私は恐怖を観察し、それが強くなってきた時は、不快な感覚そのものに注意を向ける。それでも落ち着かない時は、自己の実体感に意識を向ける。それでも落ち着かなければ、呼吸に避難して恐怖をやり過ごす。 そのようにして無知に「私が体験している」と思わさせられないようにする。




修行者

努力しようとする時、「私」という感覚が発生する事に気づきました。



長老

長い間の習慣により、あなたが努力しようとする度「私」が現れる。努力に「私」がついてくる。 しかし、努力もまた自然であり、心の性質の一つであると理解すれば、努力の中にある「私」は消えていく。




修行者

瞑想中に気づいているかどうかを確認する事ができません。



長老

私たちは最初のうち、呼吸などの対象に注意を向け、気づきを失っては戻る事を繰り返す。

それをやるうち、対象とともに「気づき」「認識する心」も認識できるようになる。 段階的にできるようになるわけだ。

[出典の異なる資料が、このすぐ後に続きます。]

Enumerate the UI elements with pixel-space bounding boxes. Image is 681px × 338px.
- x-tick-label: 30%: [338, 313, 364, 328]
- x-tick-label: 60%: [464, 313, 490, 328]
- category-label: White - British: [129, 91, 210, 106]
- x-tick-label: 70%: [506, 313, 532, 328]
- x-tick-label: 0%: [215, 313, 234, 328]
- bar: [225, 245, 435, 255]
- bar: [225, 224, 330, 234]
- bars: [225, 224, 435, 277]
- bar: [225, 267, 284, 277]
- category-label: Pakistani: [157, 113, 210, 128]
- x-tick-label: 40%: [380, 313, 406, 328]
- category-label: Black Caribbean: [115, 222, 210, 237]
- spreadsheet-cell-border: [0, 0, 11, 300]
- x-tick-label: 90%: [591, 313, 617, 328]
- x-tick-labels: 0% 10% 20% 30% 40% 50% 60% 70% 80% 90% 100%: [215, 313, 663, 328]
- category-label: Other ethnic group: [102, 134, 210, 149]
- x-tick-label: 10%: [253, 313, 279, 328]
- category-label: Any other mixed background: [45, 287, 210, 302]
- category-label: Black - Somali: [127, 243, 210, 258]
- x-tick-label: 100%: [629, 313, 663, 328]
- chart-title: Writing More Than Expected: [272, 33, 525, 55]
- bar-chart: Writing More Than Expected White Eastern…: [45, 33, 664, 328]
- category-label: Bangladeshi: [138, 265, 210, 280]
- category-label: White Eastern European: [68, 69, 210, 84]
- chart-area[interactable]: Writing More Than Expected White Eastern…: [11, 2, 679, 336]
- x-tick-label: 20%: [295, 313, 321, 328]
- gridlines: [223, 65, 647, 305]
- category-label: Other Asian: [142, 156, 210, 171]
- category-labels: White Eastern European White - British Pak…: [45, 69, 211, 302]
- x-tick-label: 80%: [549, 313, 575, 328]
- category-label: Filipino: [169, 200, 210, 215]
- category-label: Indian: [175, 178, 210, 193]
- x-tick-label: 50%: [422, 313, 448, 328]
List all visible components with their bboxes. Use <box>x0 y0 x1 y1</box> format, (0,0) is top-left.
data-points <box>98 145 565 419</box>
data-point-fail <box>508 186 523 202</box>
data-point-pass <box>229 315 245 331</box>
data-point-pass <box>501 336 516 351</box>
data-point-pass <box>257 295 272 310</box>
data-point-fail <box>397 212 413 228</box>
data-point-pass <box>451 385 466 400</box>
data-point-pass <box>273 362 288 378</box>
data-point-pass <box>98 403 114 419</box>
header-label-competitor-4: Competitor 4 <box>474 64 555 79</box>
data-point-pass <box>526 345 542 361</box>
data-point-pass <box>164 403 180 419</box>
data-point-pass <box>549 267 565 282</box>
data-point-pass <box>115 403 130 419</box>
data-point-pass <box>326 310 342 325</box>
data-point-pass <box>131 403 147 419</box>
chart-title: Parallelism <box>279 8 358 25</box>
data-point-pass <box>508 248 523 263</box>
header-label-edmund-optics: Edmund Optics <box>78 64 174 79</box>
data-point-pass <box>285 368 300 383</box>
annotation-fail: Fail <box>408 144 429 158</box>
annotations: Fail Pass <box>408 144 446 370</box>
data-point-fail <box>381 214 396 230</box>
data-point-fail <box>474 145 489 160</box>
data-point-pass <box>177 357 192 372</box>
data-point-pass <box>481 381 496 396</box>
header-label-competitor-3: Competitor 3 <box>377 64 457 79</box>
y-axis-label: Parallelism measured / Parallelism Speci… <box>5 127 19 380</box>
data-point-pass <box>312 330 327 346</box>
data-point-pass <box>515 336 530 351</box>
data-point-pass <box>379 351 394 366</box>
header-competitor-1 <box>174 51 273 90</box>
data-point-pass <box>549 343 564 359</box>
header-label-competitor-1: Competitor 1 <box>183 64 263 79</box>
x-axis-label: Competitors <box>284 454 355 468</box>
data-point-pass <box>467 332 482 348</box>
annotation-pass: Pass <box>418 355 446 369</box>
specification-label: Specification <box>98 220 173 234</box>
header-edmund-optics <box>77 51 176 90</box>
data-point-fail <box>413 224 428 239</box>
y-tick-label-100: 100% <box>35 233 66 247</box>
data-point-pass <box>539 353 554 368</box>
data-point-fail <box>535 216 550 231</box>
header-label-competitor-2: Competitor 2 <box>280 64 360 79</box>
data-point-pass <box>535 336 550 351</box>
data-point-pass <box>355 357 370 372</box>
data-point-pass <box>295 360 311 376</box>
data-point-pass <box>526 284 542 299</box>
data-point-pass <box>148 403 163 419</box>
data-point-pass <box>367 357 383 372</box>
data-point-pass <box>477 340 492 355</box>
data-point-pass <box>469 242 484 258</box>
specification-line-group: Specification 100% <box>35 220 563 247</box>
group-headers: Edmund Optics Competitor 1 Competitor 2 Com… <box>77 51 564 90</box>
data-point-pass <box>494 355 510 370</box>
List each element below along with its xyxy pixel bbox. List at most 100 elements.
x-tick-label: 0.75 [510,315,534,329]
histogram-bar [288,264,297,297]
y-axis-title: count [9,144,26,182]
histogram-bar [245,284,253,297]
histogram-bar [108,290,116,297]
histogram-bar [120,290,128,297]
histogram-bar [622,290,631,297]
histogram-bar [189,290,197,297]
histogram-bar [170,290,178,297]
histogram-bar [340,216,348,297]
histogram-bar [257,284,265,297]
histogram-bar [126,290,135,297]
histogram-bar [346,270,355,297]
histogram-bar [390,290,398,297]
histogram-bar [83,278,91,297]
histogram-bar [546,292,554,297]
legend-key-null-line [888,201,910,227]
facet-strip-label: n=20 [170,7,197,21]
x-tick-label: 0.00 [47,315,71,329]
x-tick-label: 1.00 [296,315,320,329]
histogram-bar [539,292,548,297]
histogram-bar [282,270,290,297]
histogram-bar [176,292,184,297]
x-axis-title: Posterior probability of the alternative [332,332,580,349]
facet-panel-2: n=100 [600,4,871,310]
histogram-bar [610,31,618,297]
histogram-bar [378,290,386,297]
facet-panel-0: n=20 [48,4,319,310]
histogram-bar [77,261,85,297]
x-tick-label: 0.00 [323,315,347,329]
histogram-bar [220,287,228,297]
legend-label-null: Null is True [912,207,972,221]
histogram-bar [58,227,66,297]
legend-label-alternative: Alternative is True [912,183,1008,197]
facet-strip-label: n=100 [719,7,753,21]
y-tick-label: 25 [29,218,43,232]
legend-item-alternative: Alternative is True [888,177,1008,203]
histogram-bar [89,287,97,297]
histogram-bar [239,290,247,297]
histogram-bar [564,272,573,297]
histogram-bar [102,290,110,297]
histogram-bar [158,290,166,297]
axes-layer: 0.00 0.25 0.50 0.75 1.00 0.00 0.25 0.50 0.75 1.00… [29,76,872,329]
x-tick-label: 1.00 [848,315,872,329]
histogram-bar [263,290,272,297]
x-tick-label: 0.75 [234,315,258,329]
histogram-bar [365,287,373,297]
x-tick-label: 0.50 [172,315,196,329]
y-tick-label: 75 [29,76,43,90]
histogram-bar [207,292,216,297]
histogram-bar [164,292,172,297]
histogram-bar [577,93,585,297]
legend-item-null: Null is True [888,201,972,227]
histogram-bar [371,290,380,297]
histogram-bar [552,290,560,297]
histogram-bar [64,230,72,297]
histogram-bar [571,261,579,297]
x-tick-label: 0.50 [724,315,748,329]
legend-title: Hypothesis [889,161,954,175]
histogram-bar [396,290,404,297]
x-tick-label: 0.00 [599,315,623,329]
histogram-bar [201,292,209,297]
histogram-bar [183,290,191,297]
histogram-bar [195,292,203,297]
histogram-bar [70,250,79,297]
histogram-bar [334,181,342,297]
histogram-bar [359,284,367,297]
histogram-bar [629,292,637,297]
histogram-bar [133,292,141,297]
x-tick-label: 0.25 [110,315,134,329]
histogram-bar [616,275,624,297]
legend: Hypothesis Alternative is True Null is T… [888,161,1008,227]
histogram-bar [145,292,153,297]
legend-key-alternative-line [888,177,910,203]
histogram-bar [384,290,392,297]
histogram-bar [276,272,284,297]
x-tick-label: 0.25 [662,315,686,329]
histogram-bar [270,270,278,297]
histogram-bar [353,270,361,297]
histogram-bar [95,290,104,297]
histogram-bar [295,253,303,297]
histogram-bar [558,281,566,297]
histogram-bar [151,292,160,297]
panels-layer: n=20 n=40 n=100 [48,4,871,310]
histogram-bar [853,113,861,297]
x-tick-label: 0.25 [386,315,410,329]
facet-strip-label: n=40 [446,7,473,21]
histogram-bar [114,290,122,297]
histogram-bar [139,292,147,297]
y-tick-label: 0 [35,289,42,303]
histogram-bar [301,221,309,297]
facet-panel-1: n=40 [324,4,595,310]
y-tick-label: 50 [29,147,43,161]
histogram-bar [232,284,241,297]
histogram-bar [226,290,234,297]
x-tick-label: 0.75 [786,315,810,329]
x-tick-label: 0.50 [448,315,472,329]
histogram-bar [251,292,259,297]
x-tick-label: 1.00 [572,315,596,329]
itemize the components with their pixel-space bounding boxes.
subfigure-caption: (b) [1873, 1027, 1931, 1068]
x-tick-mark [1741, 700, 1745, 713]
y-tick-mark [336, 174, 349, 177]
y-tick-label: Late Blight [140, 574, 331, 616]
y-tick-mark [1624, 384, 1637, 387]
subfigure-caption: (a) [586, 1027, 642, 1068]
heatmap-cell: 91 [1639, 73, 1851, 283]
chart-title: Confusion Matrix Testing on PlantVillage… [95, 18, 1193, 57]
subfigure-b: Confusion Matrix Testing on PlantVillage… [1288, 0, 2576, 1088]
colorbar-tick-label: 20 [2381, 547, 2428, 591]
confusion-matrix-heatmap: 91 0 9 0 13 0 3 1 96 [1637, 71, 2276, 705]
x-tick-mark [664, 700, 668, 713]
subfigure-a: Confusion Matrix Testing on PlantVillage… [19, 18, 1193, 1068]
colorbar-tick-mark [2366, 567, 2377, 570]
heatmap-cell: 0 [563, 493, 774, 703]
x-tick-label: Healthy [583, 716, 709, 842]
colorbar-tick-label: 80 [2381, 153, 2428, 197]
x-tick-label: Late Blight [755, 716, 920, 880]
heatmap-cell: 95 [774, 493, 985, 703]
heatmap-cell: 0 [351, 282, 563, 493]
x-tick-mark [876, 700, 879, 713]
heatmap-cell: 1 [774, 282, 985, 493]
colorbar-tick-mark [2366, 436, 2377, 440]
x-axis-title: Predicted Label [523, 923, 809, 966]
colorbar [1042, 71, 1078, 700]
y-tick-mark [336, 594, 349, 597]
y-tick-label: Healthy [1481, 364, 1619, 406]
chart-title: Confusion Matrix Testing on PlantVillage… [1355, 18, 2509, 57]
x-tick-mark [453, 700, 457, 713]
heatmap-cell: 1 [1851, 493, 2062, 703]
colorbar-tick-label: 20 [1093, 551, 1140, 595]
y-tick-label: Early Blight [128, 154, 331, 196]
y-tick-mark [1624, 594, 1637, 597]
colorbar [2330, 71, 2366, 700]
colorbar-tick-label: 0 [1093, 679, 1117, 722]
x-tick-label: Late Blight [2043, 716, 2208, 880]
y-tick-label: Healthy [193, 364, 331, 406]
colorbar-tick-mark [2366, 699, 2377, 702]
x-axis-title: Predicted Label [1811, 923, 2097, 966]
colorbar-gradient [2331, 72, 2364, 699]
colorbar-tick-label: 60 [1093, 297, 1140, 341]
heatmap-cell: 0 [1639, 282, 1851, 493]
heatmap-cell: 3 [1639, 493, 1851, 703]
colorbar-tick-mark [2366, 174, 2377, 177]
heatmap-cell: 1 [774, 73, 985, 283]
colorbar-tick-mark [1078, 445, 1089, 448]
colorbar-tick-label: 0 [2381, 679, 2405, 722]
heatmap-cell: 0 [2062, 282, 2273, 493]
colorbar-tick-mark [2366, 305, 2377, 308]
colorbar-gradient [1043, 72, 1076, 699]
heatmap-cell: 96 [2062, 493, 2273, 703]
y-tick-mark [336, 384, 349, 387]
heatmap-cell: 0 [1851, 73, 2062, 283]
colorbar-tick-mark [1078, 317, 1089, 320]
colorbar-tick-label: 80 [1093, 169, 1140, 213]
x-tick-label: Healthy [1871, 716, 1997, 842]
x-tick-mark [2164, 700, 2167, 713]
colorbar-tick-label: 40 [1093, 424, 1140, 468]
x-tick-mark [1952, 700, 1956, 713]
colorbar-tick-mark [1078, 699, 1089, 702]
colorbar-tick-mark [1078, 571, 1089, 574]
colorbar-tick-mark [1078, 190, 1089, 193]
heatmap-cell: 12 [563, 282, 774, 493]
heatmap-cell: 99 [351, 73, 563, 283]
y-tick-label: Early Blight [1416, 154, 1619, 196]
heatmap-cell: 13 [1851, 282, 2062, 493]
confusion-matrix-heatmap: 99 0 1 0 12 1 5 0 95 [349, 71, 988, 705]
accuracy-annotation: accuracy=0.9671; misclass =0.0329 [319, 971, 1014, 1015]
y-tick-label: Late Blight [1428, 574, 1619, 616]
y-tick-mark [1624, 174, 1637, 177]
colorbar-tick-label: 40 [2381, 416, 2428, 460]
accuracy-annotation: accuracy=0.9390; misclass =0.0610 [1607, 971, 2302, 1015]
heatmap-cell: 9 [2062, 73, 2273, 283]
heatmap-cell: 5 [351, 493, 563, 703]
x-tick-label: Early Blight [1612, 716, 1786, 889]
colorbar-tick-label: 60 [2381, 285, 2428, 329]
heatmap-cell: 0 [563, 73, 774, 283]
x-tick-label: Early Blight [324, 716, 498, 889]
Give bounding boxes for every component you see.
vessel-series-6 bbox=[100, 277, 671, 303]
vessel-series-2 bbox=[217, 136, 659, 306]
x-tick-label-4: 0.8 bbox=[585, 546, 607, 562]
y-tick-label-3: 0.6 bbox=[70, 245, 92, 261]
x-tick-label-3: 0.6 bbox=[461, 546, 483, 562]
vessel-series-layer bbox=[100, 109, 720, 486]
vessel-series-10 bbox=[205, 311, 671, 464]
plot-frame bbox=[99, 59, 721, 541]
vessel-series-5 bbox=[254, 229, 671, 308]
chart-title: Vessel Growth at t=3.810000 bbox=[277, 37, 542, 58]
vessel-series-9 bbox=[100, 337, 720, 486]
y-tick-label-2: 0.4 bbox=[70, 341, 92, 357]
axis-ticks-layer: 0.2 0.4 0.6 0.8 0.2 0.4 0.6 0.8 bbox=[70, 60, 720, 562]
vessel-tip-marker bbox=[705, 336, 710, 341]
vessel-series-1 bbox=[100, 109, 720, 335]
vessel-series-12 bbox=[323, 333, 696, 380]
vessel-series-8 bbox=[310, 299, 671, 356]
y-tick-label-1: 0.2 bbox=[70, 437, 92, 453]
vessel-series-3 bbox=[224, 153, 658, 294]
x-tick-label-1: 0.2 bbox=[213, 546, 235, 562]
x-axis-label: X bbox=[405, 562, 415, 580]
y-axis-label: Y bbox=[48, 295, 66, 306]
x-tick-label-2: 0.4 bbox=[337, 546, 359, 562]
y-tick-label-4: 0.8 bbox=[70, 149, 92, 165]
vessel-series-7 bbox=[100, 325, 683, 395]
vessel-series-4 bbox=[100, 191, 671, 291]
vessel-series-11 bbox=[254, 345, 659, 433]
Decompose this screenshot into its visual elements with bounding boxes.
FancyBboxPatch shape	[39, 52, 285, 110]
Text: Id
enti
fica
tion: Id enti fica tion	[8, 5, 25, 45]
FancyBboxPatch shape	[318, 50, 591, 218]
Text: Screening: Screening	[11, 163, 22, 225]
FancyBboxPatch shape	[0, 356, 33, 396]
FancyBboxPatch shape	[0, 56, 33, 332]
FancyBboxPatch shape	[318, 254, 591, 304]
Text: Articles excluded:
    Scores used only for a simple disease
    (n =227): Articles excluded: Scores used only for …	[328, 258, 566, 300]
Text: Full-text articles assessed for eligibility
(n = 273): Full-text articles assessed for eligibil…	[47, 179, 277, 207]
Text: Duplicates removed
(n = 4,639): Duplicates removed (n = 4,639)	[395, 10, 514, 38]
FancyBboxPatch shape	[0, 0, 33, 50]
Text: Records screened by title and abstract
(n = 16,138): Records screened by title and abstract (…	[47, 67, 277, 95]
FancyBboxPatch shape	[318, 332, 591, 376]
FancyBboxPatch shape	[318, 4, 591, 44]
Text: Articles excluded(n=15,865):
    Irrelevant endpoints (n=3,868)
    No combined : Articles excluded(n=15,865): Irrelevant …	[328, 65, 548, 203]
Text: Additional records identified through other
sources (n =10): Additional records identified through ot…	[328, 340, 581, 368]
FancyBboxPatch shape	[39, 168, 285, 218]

その段階になると、対象よりも「認識する心」により注意を向けるようになる。この段階はとても重要だ。なぜなら私たちは、思考や感情に引き込まれやすく、嫌な事を変えようとして、気づきを忘れてしまうからだ。しかし気づきを追っていれば、思考や感情に巻き込まれずに済む。




修行者

スピリチュアリティ(精神性)とはどういう意味ですか?



長老

スピリチュアルとは概念的なものであり、それは心の質に依存する。もし私たちが善なる心で行動すれば、私たちはスピリチュアルであり、もし不善なる心で行動すれば、スピリチュアルではない。



例えば布施(ダーナ)を行う時、喜びとともに尊敬するお坊さんに食べ物を捧げる事もあれば、気分がすぐれないまま捧げる事もある。もし、布施の最中に怒り(ドーサ)に気づいているなら、その心は不善ではなく、善心になる。なぜなら、その心は怒りから離れているからだ。




修行者

私には障害を負った子供がいるので「なぜ私だけがこんな目に遭う」と、誰かに怒りをぶつけたくなります。


長老

責める相手は自身でも、子供でもない。ダンマ(法)においては、すべての結果には複数の原因があり、様々な要因が組み合わさって起こっている。


辛い目に遭い、過去の出来事や、未来に何が起こるか、なぜ自分が再び苦しんでいるのかという思考が繰り返し浮かんでくるのは自然な事だ。だが「また同じ事が起きている」という感覚があると心が折れてしまう。なぜなら私たちは、それを本当に信じてしまうからだ。


苦しむたびに私たちの心には「なぜ私はまたこのような経験をしなければならないのか?」と、過去や未来のイメージが何度も何度も頭の中で再生される。しかし、現実にはただ「今、起こっている事」があるだけで、再生ではない。 それを理解し、前に進んだ方がいい。


修行者

高齢の母の介護をしていますが、母の考え方は仏教徒の私とは違うため、何か言うたび衝突して苛立ちます。


長老

私たちはストレスを感じている時、誰かのせいで感じていると考えがちだ。しかし実際にはストレスは、物事が思い通りにいかなかった時に発生する。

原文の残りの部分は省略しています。